Report on unapproved antibiotic use in India is 'misleading': Govt
New Delhi: A Health Ministry official has dismissed as "misleading and inappropriate" a Lancet report claiming that more than 47 per cent of antibiotic formulations used in India's private sector in 2019 were unapproved.
Prof. Y K Gupta, a senior pharmacologist and vice chairman of the Standing National Committee on Medicines (SNCM) which prepared the National List of Essential Medicines (NLEM), said at a Health Ministry event on Tuesday these formulations were approved by state drug regulatory authorities.
"Even though the authors have used the term 'unapproved' for formulations not approved by CDSCO, it is pertinent to note that these formulations were approved by state drug regulatory authorities. Therefore, the term 'unapproved' seems to be inappropriate in this case," Gupta said. The Central Drugs Standard Control Organisation (CDSCO) is the national regulatory body for pharmaceuticals.
He said after reading media reports on the Lancet study last week, Union Health Minister Mansukh Mandaviya became concerned and called him up at 6 am wanting to be apprised about the issue following a detailed analysis. Referring to the media reports based on the Lancet study, Gupta said it was not correct to say that the use of antibiotics in India was excessive and underlined that their use in the country is lower than Brazil, Russia and Europe.
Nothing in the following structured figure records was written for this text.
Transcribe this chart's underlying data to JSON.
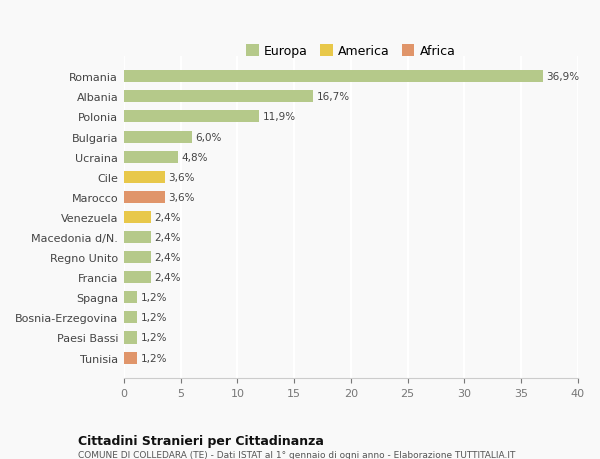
{
  "categories": [
    "Romania",
    "Albania",
    "Polonia",
    "Bulgaria",
    "Ucraina",
    "Cile",
    "Marocco",
    "Venezuela",
    "Macedonia d/N.",
    "Regno Unito",
    "Francia",
    "Spagna",
    "Bosnia-Erzegovina",
    "Paesi Bassi",
    "Tunisia"
  ],
  "values": [
    36.9,
    16.7,
    11.9,
    6.0,
    4.8,
    3.6,
    3.6,
    2.4,
    2.4,
    2.4,
    2.4,
    1.2,
    1.2,
    1.2,
    1.2
  ],
  "continents": [
    "Europa",
    "Europa",
    "Europa",
    "Europa",
    "Europa",
    "America",
    "Africa",
    "America",
    "Europa",
    "Europa",
    "Europa",
    "Europa",
    "Europa",
    "Europa",
    "Africa"
  ],
  "colors": {
    "Europa": "#b5c98a",
    "America": "#e8c84a",
    "Africa": "#e0956a"
  },
  "legend_order": [
    "Europa",
    "America",
    "Africa"
  ],
  "xlim": [
    0,
    40
  ],
  "xticks": [
    0,
    5,
    10,
    15,
    20,
    25,
    30,
    35,
    40
  ],
  "title1": "Cittadini Stranieri per Cittadinanza",
  "title2": "COMUNE DI COLLEDARA (TE) - Dati ISTAT al 1° gennaio di ogni anno - Elaborazione TUTTITALIA.IT",
  "background_color": "#f9f9f9",
  "grid_color": "#ffffff"
}
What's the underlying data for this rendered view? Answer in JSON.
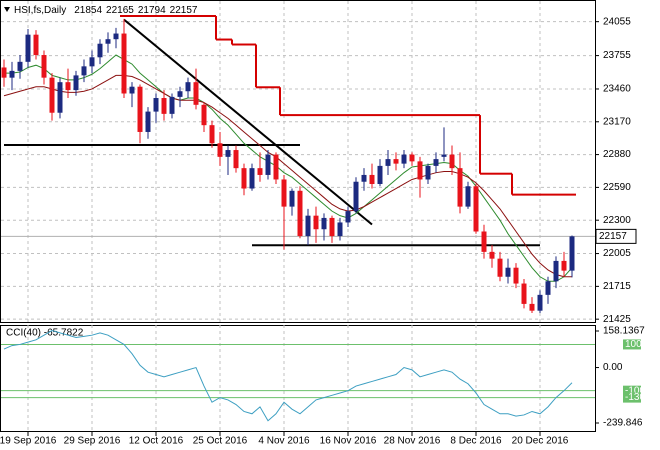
{
  "chart_data": [
    {
      "type": "candlestick",
      "title": "HSI,fs,Daily",
      "categories": [
        null,
        null,
        null,
        "19 Sep 2016",
        null,
        null,
        null,
        null,
        null,
        null,
        null,
        "29 Sep 2016",
        null,
        null,
        null,
        null,
        null,
        null,
        null,
        "12 Oct 2016",
        null,
        null,
        null,
        null,
        null,
        null,
        null,
        "25 Oct 2016",
        null,
        null,
        null,
        null,
        null,
        null,
        null,
        "4 Nov 2016",
        null,
        null,
        null,
        null,
        null,
        null,
        null,
        "16 Nov 2016",
        null,
        null,
        null,
        null,
        null,
        null,
        null,
        "28 Nov 2016",
        null,
        null,
        null,
        null,
        null,
        null,
        null,
        "8 Dec 2016",
        null,
        null,
        null,
        null,
        null,
        null,
        null,
        "20 Dec 2016",
        null,
        null,
        null,
        null
      ],
      "open": [
        23650,
        23560,
        23620,
        23700,
        23940,
        23760,
        23560,
        23250,
        23520,
        23450,
        23580,
        23660,
        23740,
        23860,
        23900,
        23950,
        23420,
        23480,
        23080,
        23260,
        23380,
        23240,
        23390,
        23440,
        23520,
        23320,
        23140,
        22980,
        22860,
        22920,
        22760,
        22580,
        22760,
        22700,
        22880,
        22660,
        22420,
        22560,
        22160,
        22340,
        22220,
        22320,
        22160,
        22280,
        22380,
        22640,
        22700,
        22620,
        22780,
        22840,
        22800,
        22880,
        22820,
        22660,
        22780,
        22860,
        22880,
        22760,
        22420,
        22600,
        22200,
        22020,
        21960,
        21800,
        21880,
        21740,
        21560,
        21500,
        21640,
        21760,
        21940,
        21854
      ],
      "high": [
        23720,
        23700,
        23760,
        23990,
        23980,
        23800,
        23600,
        23560,
        23640,
        23620,
        23720,
        23800,
        23900,
        23960,
        24000,
        24080,
        23520,
        23500,
        23300,
        23420,
        23450,
        23420,
        23480,
        23560,
        23640,
        23340,
        23180,
        23080,
        22960,
        22960,
        22800,
        22800,
        22900,
        22920,
        22900,
        22700,
        22580,
        22600,
        22400,
        22420,
        22360,
        22340,
        22320,
        22420,
        22680,
        22760,
        22800,
        22840,
        22920,
        22900,
        22920,
        22900,
        22860,
        22800,
        22900,
        23120,
        22960,
        22900,
        22640,
        22620,
        22260,
        22080,
        22020,
        21960,
        21920,
        21780,
        21620,
        21680,
        21800,
        21980,
        22020,
        22165
      ],
      "low": [
        23480,
        23450,
        23550,
        23650,
        23720,
        23500,
        23180,
        23200,
        23380,
        23400,
        23520,
        23600,
        23680,
        23780,
        23820,
        23380,
        23300,
        22980,
        23020,
        23160,
        23180,
        23200,
        23300,
        23380,
        23280,
        23080,
        22940,
        22780,
        22700,
        22720,
        22520,
        22560,
        22640,
        22660,
        22620,
        22040,
        22340,
        22140,
        22080,
        22100,
        22120,
        22100,
        22120,
        22240,
        22360,
        22560,
        22580,
        22600,
        22700,
        22740,
        22760,
        22780,
        22500,
        22620,
        22720,
        22820,
        22700,
        22360,
        22400,
        22180,
        21960,
        21880,
        21760,
        21740,
        21700,
        21520,
        21480,
        21480,
        21560,
        21700,
        21800,
        21794
      ],
      "close": [
        23560,
        23620,
        23700,
        23940,
        23760,
        23560,
        23250,
        23520,
        23450,
        23580,
        23660,
        23740,
        23860,
        23900,
        23950,
        23420,
        23480,
        23080,
        23260,
        23380,
        23240,
        23390,
        23440,
        23520,
        23320,
        23140,
        22980,
        22860,
        22920,
        22760,
        22580,
        22760,
        22700,
        22880,
        22660,
        22420,
        22560,
        22160,
        22340,
        22220,
        22320,
        22160,
        22280,
        22380,
        22640,
        22700,
        22620,
        22780,
        22840,
        22800,
        22880,
        22820,
        22660,
        22780,
        22840,
        22880,
        22760,
        22420,
        22600,
        22200,
        22020,
        21960,
        21800,
        21880,
        21740,
        21560,
        21500,
        21640,
        21760,
        21940,
        21854,
        22157
      ],
      "up_color": "#1c2a80",
      "down_color": "#e8131b",
      "series": [
        {
          "color": "#2e8b2e",
          "values": [
            23600,
            23600,
            23610,
            23650,
            23670,
            23640,
            23580,
            23560,
            23540,
            23540,
            23560,
            23590,
            23640,
            23700,
            23760,
            23720,
            23680,
            23600,
            23540,
            23480,
            23420,
            23380,
            23360,
            23380,
            23380,
            23340,
            23280,
            23200,
            23140,
            23060,
            22980,
            22920,
            22860,
            22820,
            22780,
            22720,
            22680,
            22620,
            22560,
            22500,
            22440,
            22380,
            22340,
            22320,
            22360,
            22420,
            22480,
            22540,
            22600,
            22660,
            22720,
            22770,
            22780,
            22790,
            22800,
            22810,
            22800,
            22740,
            22690,
            22600,
            22500,
            22400,
            22300,
            22180,
            22080,
            21980,
            21880,
            21800,
            21760,
            21760,
            21800,
            21880
          ]
        },
        {
          "color": "#8b1010",
          "values": [
            23400,
            23420,
            23440,
            23460,
            23480,
            23480,
            23460,
            23440,
            23430,
            23430,
            23440,
            23460,
            23500,
            23540,
            23580,
            23580,
            23570,
            23540,
            23500,
            23460,
            23420,
            23380,
            23360,
            23360,
            23360,
            23340,
            23300,
            23250,
            23200,
            23140,
            23080,
            23020,
            22960,
            22900,
            22860,
            22800,
            22740,
            22680,
            22620,
            22560,
            22500,
            22440,
            22400,
            22380,
            22390,
            22420,
            22460,
            22500,
            22540,
            22580,
            22620,
            22660,
            22680,
            22700,
            22720,
            22730,
            22730,
            22710,
            22680,
            22630,
            22560,
            22480,
            22400,
            22300,
            22200,
            22100,
            22000,
            21920,
            21860,
            21820,
            21800,
            21800
          ]
        },
        {
          "color": "#d40000",
          "values": [
            null,
            null,
            null,
            null,
            null,
            null,
            null,
            null,
            null,
            null,
            null,
            null,
            null,
            null,
            null,
            24105,
            24105,
            24105,
            24105,
            24105,
            24105,
            24105,
            24105,
            24105,
            24105,
            24105,
            24105,
            23897,
            23897,
            23853,
            23853,
            23853,
            23475,
            23475,
            23475,
            23229,
            23229,
            23229,
            23229,
            23229,
            23229,
            23229,
            23229,
            23229,
            23229,
            23229,
            23229,
            23229,
            23229,
            23229,
            23229,
            23229,
            23229,
            23229,
            23229,
            23229,
            23229,
            23229,
            23229,
            23229,
            22711,
            22711,
            22711,
            22711,
            22526,
            22526,
            22526,
            22526,
            22526,
            22526,
            22526,
            22526
          ]
        }
      ],
      "lines": [
        {
          "x": [
            0,
            37
          ],
          "y": [
            22965,
            22965
          ]
        },
        {
          "x": [
            31,
            67
          ],
          "y": [
            22078,
            22078
          ]
        },
        {
          "x": [
            15,
            46
          ],
          "y": [
            24073,
            22262
          ]
        }
      ],
      "line_color": "#000000",
      "ylim": [
        21400,
        24220
      ],
      "yticks": [
        24055,
        23755,
        23460,
        23170,
        22880,
        22590,
        22300,
        22005,
        21715,
        21425
      ],
      "grid": true
    },
    {
      "type": "line",
      "title": "CCI(40) -65.7822",
      "values": [
        80,
        95,
        100,
        110,
        120,
        140,
        160,
        150,
        140,
        130,
        135,
        140,
        150,
        140,
        120,
        100,
        60,
        10,
        -20,
        -30,
        -40,
        -30,
        -20,
        -10,
        0,
        -80,
        -150,
        -130,
        -140,
        -160,
        -190,
        -200,
        -170,
        -230,
        -200,
        -150,
        -180,
        -200,
        -170,
        -140,
        -130,
        -120,
        -110,
        -100,
        -80,
        -70,
        -60,
        -50,
        -40,
        -30,
        0,
        -10,
        -40,
        -30,
        -20,
        -10,
        -20,
        -50,
        -70,
        -110,
        -160,
        -180,
        -200,
        -200,
        -210,
        -205,
        -190,
        -200,
        -170,
        -130,
        -100,
        -65.7822
      ],
      "color": "#3d9fc2",
      "ylim": [
        -239.846,
        158.1367
      ],
      "yticks": [
        {
          "value": 0,
          "label": "0.00"
        }
      ],
      "levels": [
        100,
        -100,
        -130
      ],
      "level_color": "#6cc06c"
    }
  ]
}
"Even though India is the biggest antibiotic consumer in terms of volume, the per-capita consumption rate of antibiotics in India is relatively low compared to many countries. This could be ascribed to our large population," Gupta said.
On perusing the paper, India's reported DID (defined daily doses per 1000 inhabitant per day) was 10.4. In global comparison, higher rates have been reported from Europe, Brazil, Russia, Sri Lanka and Pakistan according to recent estimates. The current study, in fact, reports improvements in per-capita consumption rate of systemic antibiotics of 10.4 DIDs which is lower compared to the rate reported in 2015 (13.6 DID) in another report, Gupta stated. According to the authors, this may be due to regulatory changes in the country aimed to restrict the sale of certain medicines although further investigation is required, he said. "Notwithstanding, Azithromycin was the most consumed antibiotic molecule in 2019 but it was in NLEM and so I definitely agree that there is a need to create awareness and further promote antibiotic stewardship," he said.
Although only around 10 per cent of formulations in the market were listed in the NLEM, nearly 50 per cent of the DDDs (defined daily doses) came from these formulations indicating relatively
higher consumption of NLEM-listed medicines.